Hélio Rôla (Brasil)       Hélio Rôla (Brasil)

Murilo Mendes nunca defendeu que a surrealidade constituísse uma outra realidade, como ressaltou no texto fundamental que é o retrato-relâmpago de André Breton: o que verificava é que as conquistas do Surrealismo lhe permitiam edificar uma imagem diferente da realidade, on­de «o diamante dirige-se ao liceu dos pássaros descalços que o destroem. Duas árvores com medo da polícia agacham‑se atrás de um morto. Certas letras de imprensa censuradas batem à porta da Inglaterra. Uma águia desvia um jovem avião de Elsinore para Cuba enquanto eu assimétrico medito sobre Kierkegaard. Os tupamaros propõem libertar o embaixador de saturno em troca de 10 quadros e 10 gravuras de Perilli» (p. 1330). Excertos como este, do livro em prosa A Invenção do Finito, elucidam não apenas o modo como Murilo produziu a surrealidade que perseguia, mas também a incorporação que levou a cabo de uma série de objectos próprios dos textos e quadros surrealistas, como é o caso do diamante ou do pássaro. Veja-se ainda os manequins, por exemplo, desde o primordial «manequim vermelho do espaço / que de noite eu levanto a mão para tocar / chega perto de mim / tem um ritmo próprio / um andar quase humano» de Poemas (pp. 109-110), a evocar o manequim feminino que ornamentara o Bureau de Recherches Surréalistes, criado a 11 de Outubro de 1924, ou muitas das telas de De Chirico. E prossiga‑se com as estátuas do mesmo livro, com os pianos de As Metamorfoses, ou com as suas máquinas. Alie-se a este cenário mecânico a figura altamente erotizada da mulher, e aportar-se-á na riquíssima galeria de figuras surrealistas que atravessam toda a obra de Murilo Mendes, desde o seu primeiro livro, o que levou críticos como Júlio Castañon Guimarães a verem na presença destes objectos uma das vertentes mais significativas do seu Surrealismo[32].
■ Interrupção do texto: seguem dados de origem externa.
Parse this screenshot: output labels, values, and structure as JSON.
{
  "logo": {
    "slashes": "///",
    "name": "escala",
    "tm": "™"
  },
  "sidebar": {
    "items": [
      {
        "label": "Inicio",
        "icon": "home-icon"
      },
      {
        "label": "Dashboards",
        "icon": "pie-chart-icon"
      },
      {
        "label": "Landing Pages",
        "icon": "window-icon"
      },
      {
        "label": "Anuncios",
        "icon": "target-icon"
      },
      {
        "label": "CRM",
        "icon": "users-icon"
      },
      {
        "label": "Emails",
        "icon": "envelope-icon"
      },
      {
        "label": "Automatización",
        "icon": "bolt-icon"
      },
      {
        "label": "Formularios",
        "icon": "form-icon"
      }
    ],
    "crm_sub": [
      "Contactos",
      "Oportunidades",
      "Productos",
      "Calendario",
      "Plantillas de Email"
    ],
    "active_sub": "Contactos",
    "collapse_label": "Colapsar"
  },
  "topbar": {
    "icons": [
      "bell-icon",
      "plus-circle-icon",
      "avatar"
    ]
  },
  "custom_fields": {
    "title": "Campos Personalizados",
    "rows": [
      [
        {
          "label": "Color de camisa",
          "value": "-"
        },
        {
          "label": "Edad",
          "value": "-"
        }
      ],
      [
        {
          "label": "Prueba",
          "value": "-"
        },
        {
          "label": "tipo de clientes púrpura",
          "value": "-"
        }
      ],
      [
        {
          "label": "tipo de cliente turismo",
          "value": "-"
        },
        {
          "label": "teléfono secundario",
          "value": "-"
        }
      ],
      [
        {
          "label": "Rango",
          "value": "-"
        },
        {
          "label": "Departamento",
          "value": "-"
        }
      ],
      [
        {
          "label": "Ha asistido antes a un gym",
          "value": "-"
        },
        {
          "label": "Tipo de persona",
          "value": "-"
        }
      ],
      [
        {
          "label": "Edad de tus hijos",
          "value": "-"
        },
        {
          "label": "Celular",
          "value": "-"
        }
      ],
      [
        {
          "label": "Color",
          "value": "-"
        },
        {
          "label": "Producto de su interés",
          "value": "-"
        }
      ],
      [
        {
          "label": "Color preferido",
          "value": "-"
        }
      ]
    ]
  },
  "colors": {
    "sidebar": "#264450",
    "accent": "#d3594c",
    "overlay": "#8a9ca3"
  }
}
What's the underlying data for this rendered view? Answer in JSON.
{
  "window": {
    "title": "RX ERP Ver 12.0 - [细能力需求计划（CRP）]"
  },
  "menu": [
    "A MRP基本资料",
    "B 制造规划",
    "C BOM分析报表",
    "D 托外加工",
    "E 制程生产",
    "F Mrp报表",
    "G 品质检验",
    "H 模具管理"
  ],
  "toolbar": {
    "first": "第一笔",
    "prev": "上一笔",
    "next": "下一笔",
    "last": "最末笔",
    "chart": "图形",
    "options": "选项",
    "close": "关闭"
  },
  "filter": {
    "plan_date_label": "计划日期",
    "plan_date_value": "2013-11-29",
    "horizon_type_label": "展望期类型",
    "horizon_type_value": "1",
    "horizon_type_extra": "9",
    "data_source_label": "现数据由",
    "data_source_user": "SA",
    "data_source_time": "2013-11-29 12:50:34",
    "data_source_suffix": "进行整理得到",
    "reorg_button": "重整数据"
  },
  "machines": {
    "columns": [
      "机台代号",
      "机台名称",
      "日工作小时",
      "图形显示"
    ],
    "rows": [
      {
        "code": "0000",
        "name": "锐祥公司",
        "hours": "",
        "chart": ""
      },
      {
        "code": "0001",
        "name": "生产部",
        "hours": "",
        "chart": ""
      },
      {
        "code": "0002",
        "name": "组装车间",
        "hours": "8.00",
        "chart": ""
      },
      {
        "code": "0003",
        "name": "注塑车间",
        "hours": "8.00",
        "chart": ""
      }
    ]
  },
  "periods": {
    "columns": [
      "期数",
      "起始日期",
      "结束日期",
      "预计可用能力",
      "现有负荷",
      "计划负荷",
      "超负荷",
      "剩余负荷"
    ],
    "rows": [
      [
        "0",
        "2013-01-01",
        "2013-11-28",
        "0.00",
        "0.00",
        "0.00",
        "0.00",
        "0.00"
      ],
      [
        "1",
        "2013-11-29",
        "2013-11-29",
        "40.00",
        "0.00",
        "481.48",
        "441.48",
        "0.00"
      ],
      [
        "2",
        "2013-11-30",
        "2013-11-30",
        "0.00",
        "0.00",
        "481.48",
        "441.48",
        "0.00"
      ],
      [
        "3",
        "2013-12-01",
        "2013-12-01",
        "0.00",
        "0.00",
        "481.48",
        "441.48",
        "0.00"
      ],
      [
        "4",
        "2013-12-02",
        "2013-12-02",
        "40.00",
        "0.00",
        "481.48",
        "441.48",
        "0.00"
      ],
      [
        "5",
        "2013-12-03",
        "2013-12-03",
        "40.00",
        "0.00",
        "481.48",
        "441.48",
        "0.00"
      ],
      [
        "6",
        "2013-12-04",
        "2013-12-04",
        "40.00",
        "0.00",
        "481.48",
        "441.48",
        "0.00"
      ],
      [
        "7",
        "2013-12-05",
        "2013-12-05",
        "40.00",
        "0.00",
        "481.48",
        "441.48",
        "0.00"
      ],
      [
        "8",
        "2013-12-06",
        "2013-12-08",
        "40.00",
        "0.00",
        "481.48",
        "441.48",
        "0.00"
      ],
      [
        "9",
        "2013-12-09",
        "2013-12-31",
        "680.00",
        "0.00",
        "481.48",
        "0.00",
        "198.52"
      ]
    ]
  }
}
Um dos grandes impulsos para este cenário surreal residiu, desde o início da actividade criadora de Murilo, numa urgência compulsiva, de raiz rimbaldiana, de transformar o mundo pela imaginação. O que o atraía para essa ditadura do imaginário era a possibilidade que o mundo criado lhe oferecia de fazer coexistir aquilo que, no mundo racional, não lograva presença simultânea devido aos limites impostos pelo espaço e pelo tempo. A imaginação permitia aproximar realidades distantes num plano não pertinente, de acordo com a fórmula de Lautréamont, fundindo totalmente os dados da realidade. Tal como a Breton, interessava-lhe encontrar o ponto supremo de superação das antinomias, habitar o texto poético como espaço e tempo onde os contrários deixassem de ser apreendidos contraditoriamente, onde construção e destruição se tornassem sinónimos, como resumiu no texto que consagrou a Marcel Duchamp (p. 1271). Esta tensão adquiriu desde o início um carácter imanente, assumido por ele próprio ao declarar expressivamente que tinha abraçado o Surrealismo «à moda brasileira», tomando dele o que mais lhe interessava: «além de muitos capítulos da cartilha inconformista, a criação de uma atmosfera poética baseada na acoplagem de elementos díspares» (p. 1238). Encontramos assim nos seus versos a imagem poética tal como os surrealistas a definiram e defenderam pelas vozes de Reverdy, Aragon e Breton - uma imagem geradora de traços de fogo, que funde realidades distantes e contraditórias ao nível racional. A maioria das composições murilianas, com destaque para o «Texto sem Rumo» que abre o volume Conversa Portátil, de 1974, progridem, na senda das composições surrealistas, como uma sequência de ima­gens que desafiam o bom-senso, para utilizarmos a fórmula de Marcel Raymond[33]: «Uma égua admira enluvada os cabelos de coral de certa maçã passeando. A violeta é uma dália que passeando no Vietnã contraiu-se, mudou de côr e perdeu a voz. Entre o tinteiro e o esgoto passa uma corrente subterrânea de entendimento tácito» (pp. 1451-1453)[34]. Acresce que o texto que abre o volume de poemas de Murilo em francês, Papiers, apresenta logo no primeiro verso uma imagem directamente bebida em Breton e em Éluard: «Le soleil bleu se lève / derrière les derrières / des femmes en éventail» (p. 1567)[35].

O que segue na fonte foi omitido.